Here are a few questions, and maybe I should think about them a little longer, but off the cuff:
- Looking at total deformation, the difference in contours matters (obviously), and there is still a large variation of contours to contend with. Moreover, we are see many more short(er) barrel rifles today than we were seeing in 10 years ago and definitely 20 years ago. Can we definitely show that the loads for a 26" M24 (for example) cannot work for a 20" or 16" M24?
- The difference in muzzle diameter would correspond to differences in total deformation at the muzzle (seems the Author concentrates on the effects at the muzzle). Can we consistently show that a load developed for a bare muzzle will have different results once the muzzle gets threaded?
- What is the dimensional tolerances of the barrel blanks that we receive, and what is the tolerance in machining that is kicked out by factories and/or smiths (both in reaming the chamber and cutting/crowning the muzzle)? I would be interested to see if/how the stacking tolerances just in the manufacturing process would/could impact load development (I'm not holding my breath for anyone to do this).
- The data set in the paper is small and does not prove or disprove anything from a statistical standpoint.
- Setting aside the small sample size (if that's even possible), the data set provided in the back portion of the paper is quite bad. Look at Figure 5, and then look at Tables 1, 2, & 3. The optimal barrel time for his 27" configuration is 1.240mS. The 1.277mS barrel time in Table 2 was the second best group. The Author does not provide the velocities of each projectile in each group, which would be far more valuable, but the 1.277mS time is right on the edge, and a slight decrease in velocity (increase in barrel time) would be a bad place to be if we go along with the paper as written. Also, look at the group sizes and barrel times in Table 2 and compare to Table 3 - basically no consistency at all.
- For longer barrels, more time would elapse between the points in which the muzzle experienced the stress wave (and associated strain). For shorter barrels, their would be less time elapsing between experiencing the stress wave (and associated strain). So although a short barrel may have more OBTs, there would also have to be a corresponding larger number of "bad" times. Unless I'm thinking of this incorrectly, the shorter barrels would have to be more finicky since a slight variation in barrel time (whether from varying charge weight, seating depth, neck tension, etc.) could result in the bullet exiting during max barrel strain vs min barrel strain. That doesn't seem to match reality for a lot of guys that prefer the shorter barrels.
With all that said, I fully recognize how much time, money, and effort it would take to fully evaluate IF harmonics are having an impact relative to group size, velocity variances, bullet deformation, etc. (from a practical aspect) and then determining to what degree. A single barrel in a single caliber at a set length isn't going to be enough. I think it's great whenever anyone takes any amount of time to try and evaluate this kind of stuff. I also think it's appropriate to be skeptical.

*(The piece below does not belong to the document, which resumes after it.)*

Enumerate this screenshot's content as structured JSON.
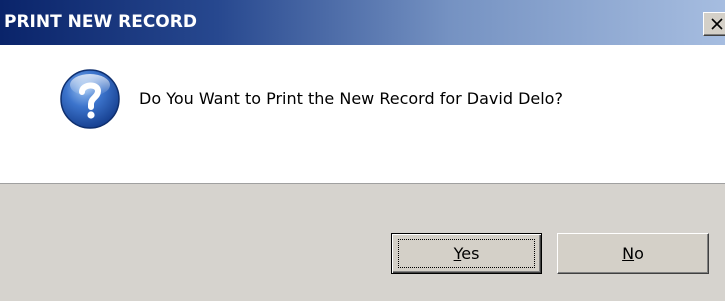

Overall, I think the issue is being solved much faster on the manufacturing side compared to the understanding that is coming out of the scientific side. Not to mention, generally precision rifle shooters are better fundamentally and more informed now more than ever. As I said before, if we assume that harmonics are a significant player, it is still only relative to the variances in the load that is being developed. I think this dovetails directly into what the OP has stated/questioned.
Sorry for the long winded reply, but you literally asked for it, haha.